Monday, September 28, 2009

Speeches, Bagpipes and Love are in Evidence at the Port Authority 9/11 Memorial Service


Many dignitaries and elected officials are in attendance at the Port Authority of NY and NJ Remembrance service on September 11th, 2009. Lining the front pews of St. Peter’s Church at the corner of Barclay and Church Streets in lower Manhattan are, among others, Governor David A. Paterson, Governor Jon. S. Corzine, and Mayor Michael R. Bloomberg. They have gathered today with members of the New York and New Jersey Port Authority community in remembrance of the eighty-four members who were lost on September 11th, 2001.
“It provides us with a certain sense of community. We’re a family,” says 75-year-old retired Port Authority employee Vic Guarnera of New Jersey. Guarnera was in Tower Two when the first plane hit. Ever since, he has experienced digestive problems, nightmares, and “psychological trauma.” Although he has concerns about the fact that “they’ve cut off the medical funding,” he feels lucky every day that he was not one of the eighty-four members of his company who perished. “When the alarm goes off you say ‘thank God,’” he says, fighting back tears.
Following the attack of September 11th, 2001 Vic has struggled to understand the event that took away so many of his friends and colleagues. He began reading the Koran to try and get inside the minds of the terrorists. “There’s a lot of stuff about having the authority to enforce someone else’s becoming a Muslim. And if they don’t wish to convert, they are your enemy.” Although, he believes there are dangerous extremists from every religion. “It’s just like Christians. They can pray next to you in a church and then the next day blow up a building. I know some very good, peaceful Islamics.”
Despite the perfunctory speeches of the politicians, when the bagpipes of the Port Authority Police Pipes and Drums begin, the camaraderie between the Port Authority people is evident. Guarnera greets his former colleagues affectionately, many of whom he remembers from the morning of 9/11. One man gives him a friendly pat on the back. “Sam had a stroke on the way down,” he explains.
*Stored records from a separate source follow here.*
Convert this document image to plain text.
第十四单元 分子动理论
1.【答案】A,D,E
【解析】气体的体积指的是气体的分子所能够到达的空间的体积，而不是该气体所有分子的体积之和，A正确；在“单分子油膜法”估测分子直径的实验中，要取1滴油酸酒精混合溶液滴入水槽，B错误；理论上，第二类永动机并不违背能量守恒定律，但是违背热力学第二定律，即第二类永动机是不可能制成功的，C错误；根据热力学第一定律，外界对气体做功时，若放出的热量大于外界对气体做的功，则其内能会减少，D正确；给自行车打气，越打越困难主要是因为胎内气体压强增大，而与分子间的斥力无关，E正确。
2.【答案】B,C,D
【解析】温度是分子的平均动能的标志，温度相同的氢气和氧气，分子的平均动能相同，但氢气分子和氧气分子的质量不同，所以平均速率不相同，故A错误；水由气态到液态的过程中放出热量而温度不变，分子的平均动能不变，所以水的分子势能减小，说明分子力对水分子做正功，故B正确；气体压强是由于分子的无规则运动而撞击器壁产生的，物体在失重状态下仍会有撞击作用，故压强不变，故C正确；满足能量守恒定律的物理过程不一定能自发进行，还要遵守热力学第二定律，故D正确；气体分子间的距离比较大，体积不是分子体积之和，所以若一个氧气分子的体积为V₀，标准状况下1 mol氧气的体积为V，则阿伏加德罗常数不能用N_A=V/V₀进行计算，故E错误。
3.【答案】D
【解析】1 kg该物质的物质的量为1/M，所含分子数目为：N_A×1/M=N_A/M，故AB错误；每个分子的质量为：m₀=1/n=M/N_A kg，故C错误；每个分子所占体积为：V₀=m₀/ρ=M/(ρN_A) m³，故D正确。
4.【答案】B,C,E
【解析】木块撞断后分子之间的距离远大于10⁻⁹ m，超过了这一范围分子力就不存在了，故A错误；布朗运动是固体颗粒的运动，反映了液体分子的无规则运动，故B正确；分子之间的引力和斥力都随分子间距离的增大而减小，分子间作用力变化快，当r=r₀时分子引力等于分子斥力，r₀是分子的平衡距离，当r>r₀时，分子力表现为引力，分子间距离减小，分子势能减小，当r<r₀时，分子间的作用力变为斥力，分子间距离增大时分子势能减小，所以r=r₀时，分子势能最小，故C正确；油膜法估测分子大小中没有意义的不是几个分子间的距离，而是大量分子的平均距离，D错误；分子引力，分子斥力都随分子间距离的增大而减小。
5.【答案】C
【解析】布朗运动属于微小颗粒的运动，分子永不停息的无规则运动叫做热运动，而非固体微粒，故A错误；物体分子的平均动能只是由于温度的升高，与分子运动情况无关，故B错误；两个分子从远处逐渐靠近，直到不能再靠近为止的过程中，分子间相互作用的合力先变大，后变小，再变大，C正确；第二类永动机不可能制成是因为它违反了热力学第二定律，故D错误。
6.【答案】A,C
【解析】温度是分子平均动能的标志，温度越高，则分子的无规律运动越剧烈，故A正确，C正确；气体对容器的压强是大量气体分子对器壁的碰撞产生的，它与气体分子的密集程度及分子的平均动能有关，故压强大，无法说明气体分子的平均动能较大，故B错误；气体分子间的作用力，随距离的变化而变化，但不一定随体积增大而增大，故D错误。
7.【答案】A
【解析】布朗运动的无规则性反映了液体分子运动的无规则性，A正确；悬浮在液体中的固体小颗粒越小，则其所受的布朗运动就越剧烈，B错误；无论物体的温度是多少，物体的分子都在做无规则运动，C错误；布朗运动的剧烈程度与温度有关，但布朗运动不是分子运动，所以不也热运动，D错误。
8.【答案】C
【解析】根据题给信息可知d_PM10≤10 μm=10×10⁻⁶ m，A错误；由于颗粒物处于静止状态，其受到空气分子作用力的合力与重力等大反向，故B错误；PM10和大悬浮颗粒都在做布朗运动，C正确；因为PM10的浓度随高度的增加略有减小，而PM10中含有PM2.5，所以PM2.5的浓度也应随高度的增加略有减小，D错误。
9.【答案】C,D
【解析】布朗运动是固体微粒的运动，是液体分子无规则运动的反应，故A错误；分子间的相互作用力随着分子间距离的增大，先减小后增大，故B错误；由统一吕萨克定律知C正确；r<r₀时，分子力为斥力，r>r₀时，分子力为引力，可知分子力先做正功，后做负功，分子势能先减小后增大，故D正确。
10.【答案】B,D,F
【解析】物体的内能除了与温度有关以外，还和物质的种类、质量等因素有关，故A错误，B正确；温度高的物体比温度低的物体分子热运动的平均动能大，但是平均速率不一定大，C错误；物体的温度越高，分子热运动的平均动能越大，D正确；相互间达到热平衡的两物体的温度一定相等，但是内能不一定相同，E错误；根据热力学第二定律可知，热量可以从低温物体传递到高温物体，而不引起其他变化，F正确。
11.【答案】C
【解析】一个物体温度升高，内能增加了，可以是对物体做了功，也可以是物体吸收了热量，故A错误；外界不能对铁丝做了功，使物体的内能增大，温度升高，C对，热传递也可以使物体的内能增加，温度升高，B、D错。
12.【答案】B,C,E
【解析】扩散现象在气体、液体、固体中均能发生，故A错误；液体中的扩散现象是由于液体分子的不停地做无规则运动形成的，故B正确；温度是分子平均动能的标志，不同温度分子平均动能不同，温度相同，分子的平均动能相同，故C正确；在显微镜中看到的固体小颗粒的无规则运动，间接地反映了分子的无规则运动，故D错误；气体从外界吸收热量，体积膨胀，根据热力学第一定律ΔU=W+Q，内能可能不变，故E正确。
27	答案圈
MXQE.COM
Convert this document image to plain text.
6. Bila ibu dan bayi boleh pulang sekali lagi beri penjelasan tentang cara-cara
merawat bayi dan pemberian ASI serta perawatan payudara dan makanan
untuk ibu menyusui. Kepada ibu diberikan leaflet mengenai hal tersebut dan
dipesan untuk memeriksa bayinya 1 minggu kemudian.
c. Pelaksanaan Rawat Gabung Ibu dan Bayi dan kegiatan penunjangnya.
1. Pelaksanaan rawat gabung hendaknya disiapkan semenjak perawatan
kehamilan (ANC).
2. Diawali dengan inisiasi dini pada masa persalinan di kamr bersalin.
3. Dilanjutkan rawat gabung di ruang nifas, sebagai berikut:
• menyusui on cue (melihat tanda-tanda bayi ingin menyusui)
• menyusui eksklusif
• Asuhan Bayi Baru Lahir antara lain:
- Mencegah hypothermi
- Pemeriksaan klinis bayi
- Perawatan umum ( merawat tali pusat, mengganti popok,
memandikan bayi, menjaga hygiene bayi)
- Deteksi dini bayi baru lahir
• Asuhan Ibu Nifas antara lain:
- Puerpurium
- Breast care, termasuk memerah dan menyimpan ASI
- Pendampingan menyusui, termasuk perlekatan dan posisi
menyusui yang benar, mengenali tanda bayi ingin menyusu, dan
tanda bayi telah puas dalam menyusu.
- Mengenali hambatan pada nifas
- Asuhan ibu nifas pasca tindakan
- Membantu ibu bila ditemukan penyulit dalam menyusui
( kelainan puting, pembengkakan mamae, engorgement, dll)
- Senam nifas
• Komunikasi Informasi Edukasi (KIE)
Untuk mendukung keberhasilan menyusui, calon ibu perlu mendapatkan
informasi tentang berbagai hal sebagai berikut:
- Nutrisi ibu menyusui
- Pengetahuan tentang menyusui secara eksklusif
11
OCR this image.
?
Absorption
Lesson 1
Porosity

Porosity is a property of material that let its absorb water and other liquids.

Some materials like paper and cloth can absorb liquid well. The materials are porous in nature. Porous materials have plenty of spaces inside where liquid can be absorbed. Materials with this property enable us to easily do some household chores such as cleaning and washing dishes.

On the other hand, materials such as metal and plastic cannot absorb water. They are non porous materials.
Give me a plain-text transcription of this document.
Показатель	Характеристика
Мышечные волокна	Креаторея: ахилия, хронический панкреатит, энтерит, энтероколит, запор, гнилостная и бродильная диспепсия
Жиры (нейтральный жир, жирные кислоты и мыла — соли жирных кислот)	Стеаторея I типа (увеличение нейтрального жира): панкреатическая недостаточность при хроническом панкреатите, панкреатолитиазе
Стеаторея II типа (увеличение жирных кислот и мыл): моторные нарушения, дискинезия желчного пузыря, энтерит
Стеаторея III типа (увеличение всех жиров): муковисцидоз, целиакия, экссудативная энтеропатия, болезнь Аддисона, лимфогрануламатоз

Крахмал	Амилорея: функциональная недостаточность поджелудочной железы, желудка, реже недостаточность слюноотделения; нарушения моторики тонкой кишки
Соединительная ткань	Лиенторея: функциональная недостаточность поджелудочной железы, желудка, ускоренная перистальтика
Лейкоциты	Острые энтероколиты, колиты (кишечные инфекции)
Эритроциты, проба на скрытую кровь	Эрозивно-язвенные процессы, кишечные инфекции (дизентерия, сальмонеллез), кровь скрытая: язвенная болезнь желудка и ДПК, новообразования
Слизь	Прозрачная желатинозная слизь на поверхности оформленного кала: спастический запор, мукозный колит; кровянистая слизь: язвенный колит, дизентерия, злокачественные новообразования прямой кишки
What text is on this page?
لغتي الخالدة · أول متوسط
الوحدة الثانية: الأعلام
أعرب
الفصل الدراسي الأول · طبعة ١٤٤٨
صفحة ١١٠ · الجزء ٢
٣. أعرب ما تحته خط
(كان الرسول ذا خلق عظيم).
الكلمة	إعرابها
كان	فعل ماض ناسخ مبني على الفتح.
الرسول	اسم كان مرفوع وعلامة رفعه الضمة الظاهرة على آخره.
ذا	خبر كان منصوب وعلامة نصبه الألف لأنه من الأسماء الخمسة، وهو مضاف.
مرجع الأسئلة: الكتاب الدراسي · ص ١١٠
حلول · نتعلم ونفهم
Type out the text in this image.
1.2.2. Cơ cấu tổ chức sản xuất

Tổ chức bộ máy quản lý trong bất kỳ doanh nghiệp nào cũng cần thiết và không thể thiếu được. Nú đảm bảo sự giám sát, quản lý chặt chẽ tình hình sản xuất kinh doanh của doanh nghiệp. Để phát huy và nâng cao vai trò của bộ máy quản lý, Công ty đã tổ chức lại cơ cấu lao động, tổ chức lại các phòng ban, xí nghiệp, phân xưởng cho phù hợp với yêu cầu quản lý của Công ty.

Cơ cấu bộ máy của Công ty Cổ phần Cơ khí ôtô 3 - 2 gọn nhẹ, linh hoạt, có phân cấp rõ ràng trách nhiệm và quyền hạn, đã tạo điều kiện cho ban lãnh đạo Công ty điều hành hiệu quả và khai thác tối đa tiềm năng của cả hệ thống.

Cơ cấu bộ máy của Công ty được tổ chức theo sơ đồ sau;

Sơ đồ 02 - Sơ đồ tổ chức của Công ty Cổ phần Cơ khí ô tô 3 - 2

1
There is much hand-holding and embracing and not a dry eye in the house during the reading of the 84 names of the deceased.
Although Corzine assures his audience that “we are better prepared today than we were on September 10th, 2001,” Guarnera is not wholly convinced. “There are going to be more events,” he says. “They have the choice of time and location. We don’t know what that is.” And although he believes that invading Iraq “started to let them know that we mean business – that we’ll go after them the way they came after us,” he worries that “our politicians do not have military service experience. They don’t know what it means to be charged with the responsibility of protecting us.” Guarnera thinks that we should be looking to WWII for inspiration on how to fight the wars in Iraq and Afghanistan. “I’m old enough to remember that,” he says. “In WWII we were united in a common cause and if this isn’t a common cause, I don’t know what is.” He is concerned that there is confusion as to what our “common cause” in Iraq is, among politicians and the general public alike. “You don’t go there to create Democracy. You go there to knock out a threat,” he says.
Since the events of September 11th, 2001, Guarnera has written about his experience, spoken to children about Post Traumatic Stress Disorder, and spent a lot of time with his former colleagues, many of whom have become close friends. From the intimate atmosphere of the memorial ceremony, to the warm interactions of the members of the Port Authority community, it is evident that the sentiment felt by the group is embodied in Reverend Kevin V. Madigan’s sermon: “In the end, love is stronger that death.”